To inform the debate about what the future allocation of funding should be, and as part of NHS England’s commitment to deliver a transparent allocations process, NHS England published details (in August 2013) of the funding allocations CCGs would have received had the ACRA Fair Shares formula been implemented for 2013/14 with no adjustment for unmet need. This allowed organisations to compare and understand the potential impact and contribute to the engagement process around future allocations.
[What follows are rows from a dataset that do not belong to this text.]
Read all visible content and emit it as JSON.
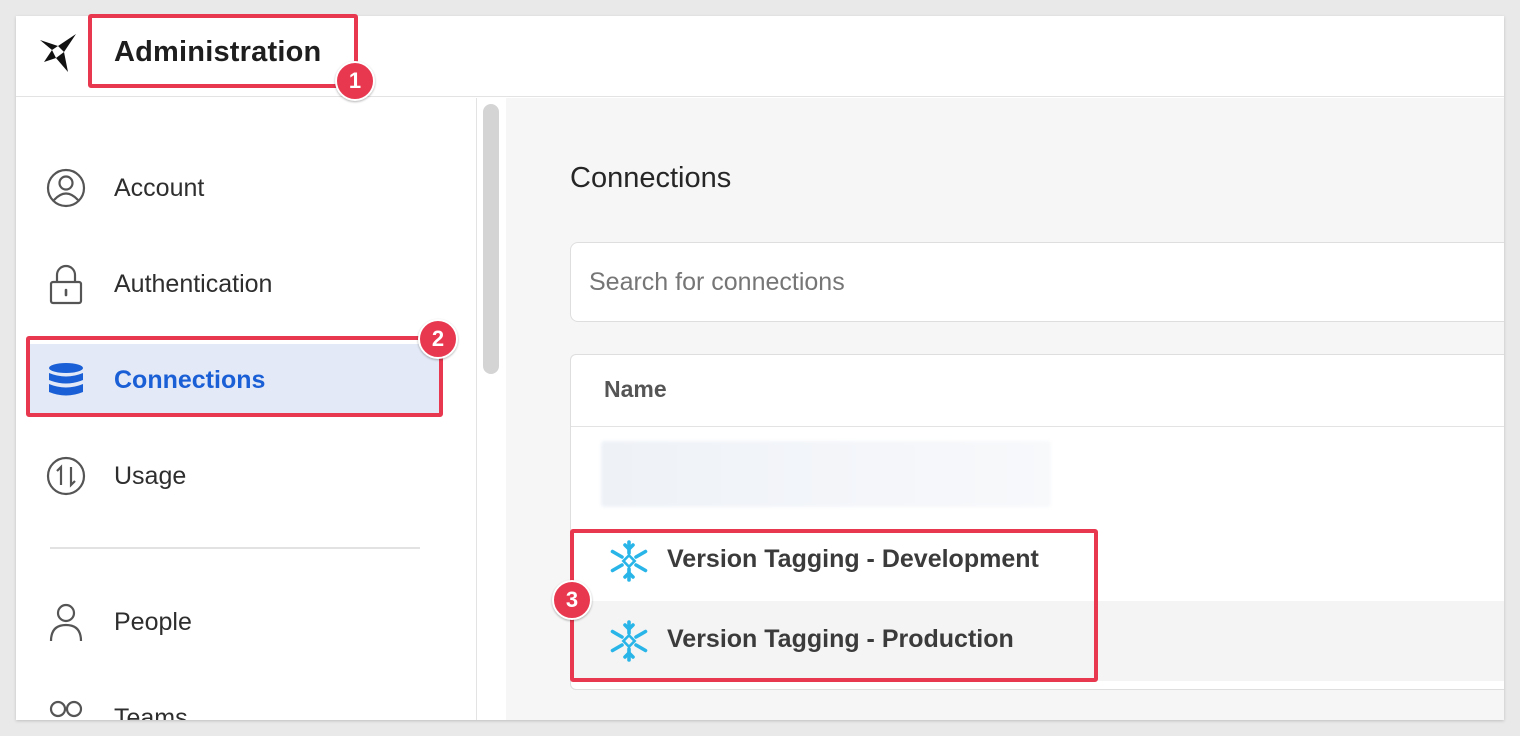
{
  "header": {
    "title": "Administration"
  },
  "sidebar": {
    "items": [
      {
        "label": "Account",
        "icon": "user-circle-icon"
      },
      {
        "label": "Authentication",
        "icon": "lock-icon"
      },
      {
        "label": "Connections",
        "icon": "database-icon",
        "active": true
      },
      {
        "label": "Usage",
        "icon": "usage-arrows-icon"
      },
      {
        "label": "People",
        "icon": "person-icon"
      },
      {
        "label": "Teams",
        "icon": "team-icon"
      }
    ]
  },
  "main": {
    "title": "Connections",
    "search": {
      "placeholder": "Search for connections",
      "value": ""
    },
    "table": {
      "columns": [
        "Name"
      ],
      "rows": [
        {
          "name": "Version Tagging - Development",
          "icon": "snowflake-icon"
        },
        {
          "name": "Version Tagging - Production",
          "icon": "snowflake-icon"
        }
      ]
    }
  },
  "annotations": {
    "badges": [
      "1",
      "2",
      "3"
    ]
  },
  "colors": {
    "accent": "#1a5fd6",
    "active_bg": "#e3e9f6",
    "highlight": "#e8384f",
    "snowflake": "#29b5e8"
  }
}
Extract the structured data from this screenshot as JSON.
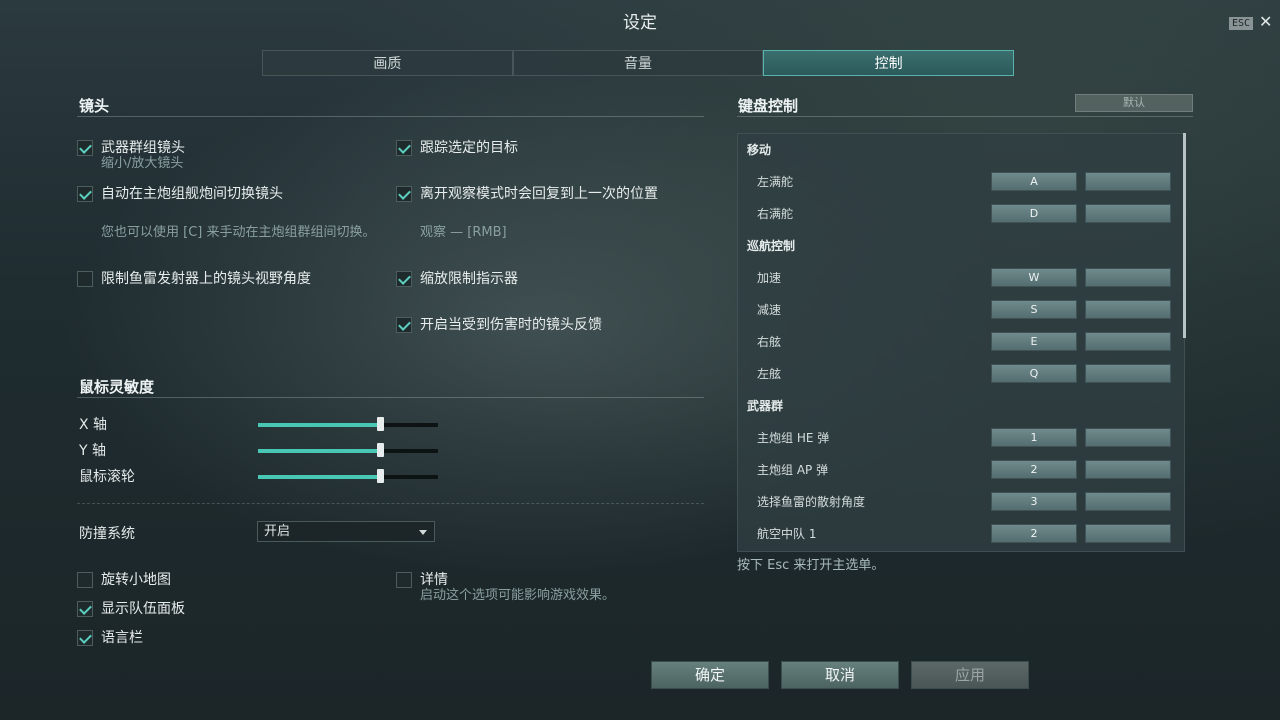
{
  "title": "设定",
  "esc_badge": "ESC",
  "close_glyph": "✕",
  "tabs": [
    {
      "label": "画质",
      "active": false
    },
    {
      "label": "音量",
      "active": false
    },
    {
      "label": "控制",
      "active": true
    }
  ],
  "camera": {
    "header": "镜头",
    "options": [
      {
        "label": "武器群组镜头",
        "checked": true,
        "hint": "缩小/放大镜头"
      },
      {
        "label": "跟踪选定的目标",
        "checked": true
      },
      {
        "label": "自动在主炮组舰炮间切换镜头",
        "checked": true,
        "hint": "您也可以使用 [C] 来手动在主炮组群组间切换。"
      },
      {
        "label": "离开观察模式时会回复到上一次的位置",
        "checked": true,
        "hint": "观察 — [RMB]"
      },
      {
        "label": "限制鱼雷发射器上的镜头视野角度",
        "checked": false
      },
      {
        "label": "缩放限制指示器",
        "checked": true
      },
      {
        "label": "开启当受到伤害时的镜头反馈",
        "checked": true
      }
    ]
  },
  "mouse": {
    "header": "鼠标灵敏度",
    "sliders": [
      {
        "label": "X 轴",
        "value": 0.68
      },
      {
        "label": "Y 轴",
        "value": 0.68
      },
      {
        "label": "鼠标滚轮",
        "value": 0.68
      }
    ]
  },
  "collision": {
    "label": "防撞系统",
    "selected": "开启"
  },
  "misc": [
    {
      "label": "旋转小地图",
      "checked": false
    },
    {
      "label": "详情",
      "checked": false,
      "hint": "启动这个选项可能影响游戏效果。"
    },
    {
      "label": "显示队伍面板",
      "checked": true
    },
    {
      "label": "语言栏",
      "checked": true
    }
  ],
  "keyboard": {
    "header": "键盘控制",
    "default_label": "默认",
    "groups": [
      {
        "name": "移动",
        "items": [
          {
            "name": "左满舵",
            "key1": "A",
            "key2": ""
          },
          {
            "name": "右满舵",
            "key1": "D",
            "key2": ""
          }
        ]
      },
      {
        "name": "巡航控制",
        "items": [
          {
            "name": "加速",
            "key1": "W",
            "key2": ""
          },
          {
            "name": "减速",
            "key1": "S",
            "key2": ""
          },
          {
            "name": "右舷",
            "key1": "E",
            "key2": ""
          },
          {
            "name": "左舷",
            "key1": "Q",
            "key2": ""
          }
        ]
      },
      {
        "name": "武器群",
        "items": [
          {
            "name": "主炮组 HE 弹",
            "key1": "1",
            "key2": ""
          },
          {
            "name": "主炮组 AP 弹",
            "key1": "2",
            "key2": ""
          },
          {
            "name": "选择鱼雷的散射角度",
            "key1": "3",
            "key2": ""
          },
          {
            "name": "航空中队 1",
            "key1": "2",
            "key2": ""
          }
        ]
      }
    ],
    "esc_hint": "按下 Esc 来打开主选单。"
  },
  "footer": {
    "ok": "确定",
    "cancel": "取消",
    "apply": "应用"
  }
}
Current funding for CCGs is based on allocations which are now at least three years out of date and this doesn’t recognise the substantial shifts in population and health needs which have taken place over that period. Failure to change will mean that CCGs or providers are unable to provide the services required by their populations or live within their financial resources – or most likely both. Already this is becoming apparent in a growing minority of CCGs forecasting financial deficits in 2013/14.
The review has drawn on the expert advice of ACRA and has involved all partners, including representatives from CCGs.
The review was conducted to inform proposals for the next two years that the NHS England Board will consider at the Board meeting on 17th December.